US$10.00円のタオルがUS$12.00円x為替が125円となると、
例1と同じ商品であるにも関わらず、US$12.00x1,000枚x125円(交換レート¥/$)=¥1,500,000(仕入れ価格) になってしまいます。
ダブルパンチとはこの事なんです。同じ商品にも関わらす、仕入れ価格が100万円→150万円になり、50万円(5割)もアップしてしまいます!
綿花の相場表推移を見て下さい。
綿花の国際相場価格は、この3年間の最安値は2020年4月に記録したUS$1.40/㎏でしたが、2022年5月の価格は、ここ3年間で最高値でUS$3.61/㎏を記録しました。たった2年でなんと2.5倍も高くなってしまいました。2022年に入ってから急激に上がった綿花相場は、5月をピークに少しづつ下がり、2022年12月は2021年レベルまで戻り、少しほっとしています。
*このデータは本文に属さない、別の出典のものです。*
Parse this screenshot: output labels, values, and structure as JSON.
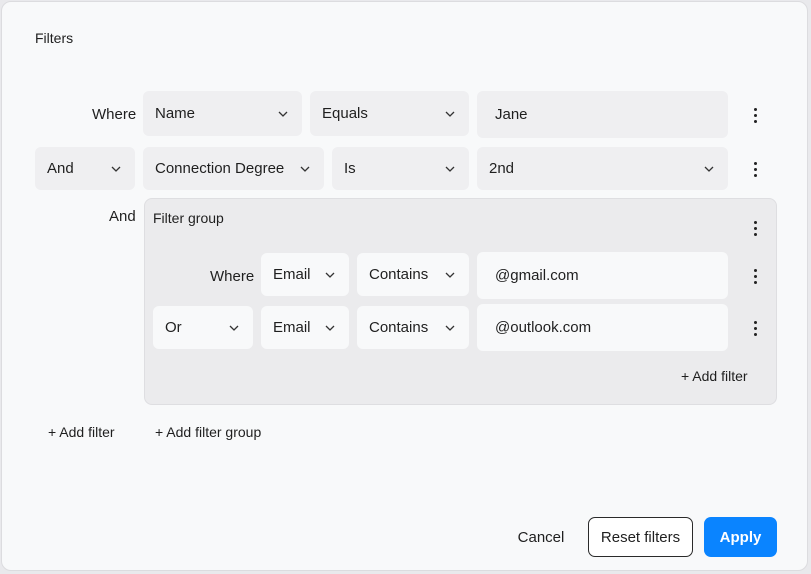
{
  "dialog": {
    "title": "Filters",
    "rows": [
      {
        "conjunction": "Where",
        "field": "Name",
        "operator": "Equals",
        "value": "Jane"
      },
      {
        "conjunction": "And",
        "field": "Connection Degree",
        "operator": "Is",
        "value": "2nd"
      }
    ],
    "group": {
      "conjunction": "And",
      "title": "Filter group",
      "rows": [
        {
          "conjunction": "Where",
          "field": "Email",
          "operator": "Contains",
          "value": "@gmail.com"
        },
        {
          "conjunction": "Or",
          "field": "Email",
          "operator": "Contains",
          "value": "@outlook.com"
        }
      ],
      "add_filter_label": "+ Add filter"
    },
    "add_filter_label": "+ Add filter",
    "add_filter_group_label": "+ Add filter group",
    "buttons": {
      "cancel": "Cancel",
      "reset": "Reset filters",
      "apply": "Apply"
    },
    "colors": {
      "accent": "#0a84ff"
    }
  }
}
それに加えて、為替相場が円安に急激に触れています。円対米ドルの為替推移表も観て下さい。右端のグラフが急激に上がっているのがご理解いただけけると思います。
日本円は米ドルに対してこの3年間の中の最高値は2020年3月に記録した103.01円でしたが、10月の月初レートは131.2円で20年ぶりの安値を記録しています。最高値と最安値を比較しますと27.2%も違います!
100万円で買っていたタオルが、何と商品は同じなのに150万円(150.0%)に跳ね上がってしまうのです。同じ値段で売り続けていれば、売っている価格より買う価格が高くなってしまい、完全に赤字になってしまう事をご理解いただけると思います。
これが現在起きているダブルパンチの構造です。
原料の綿花は自然の作物なので、お米のように豊作や不作の年があります。綿は雨に弱く気候変動にも影響があります。もう一つの天敵は虫。綿に虫が湧いて不作の年もありました。相場は基本的には需要と供給のバランスで動きますが、投機筋のマネーが入ってくると予測もつかない相場を展開したりします。また、為替が綿花の高騰を助けてくれた事もありました。
綿花と為替の推移表(35年間)を作ってみました。
現在は赤丸で囲った、綿花高(US3.12/㎏)x為替安(118.6円)=370円/㎏のダブルパンチ状態ですが。現在と同等な綿花高があった2011年は、綿花高(US3.33/㎏)x為替高(79.8円)=265円/㎏、スーパー円高で救われたこともありました。(緑丸参照)
35年間の歴史の中でこれほど高騰したダブルパンチは経験がありません。その上、輸入するコンテナの海上輸送代が高止まりしたままになっていて、トリプルパンチです!
タオルは、綿花高x為替安x海上輸送費高のトリプルパンチに見舞われています。
価格に転嫁しなければ企業はやっていけません。どうぞご理解をいただければ幸いです。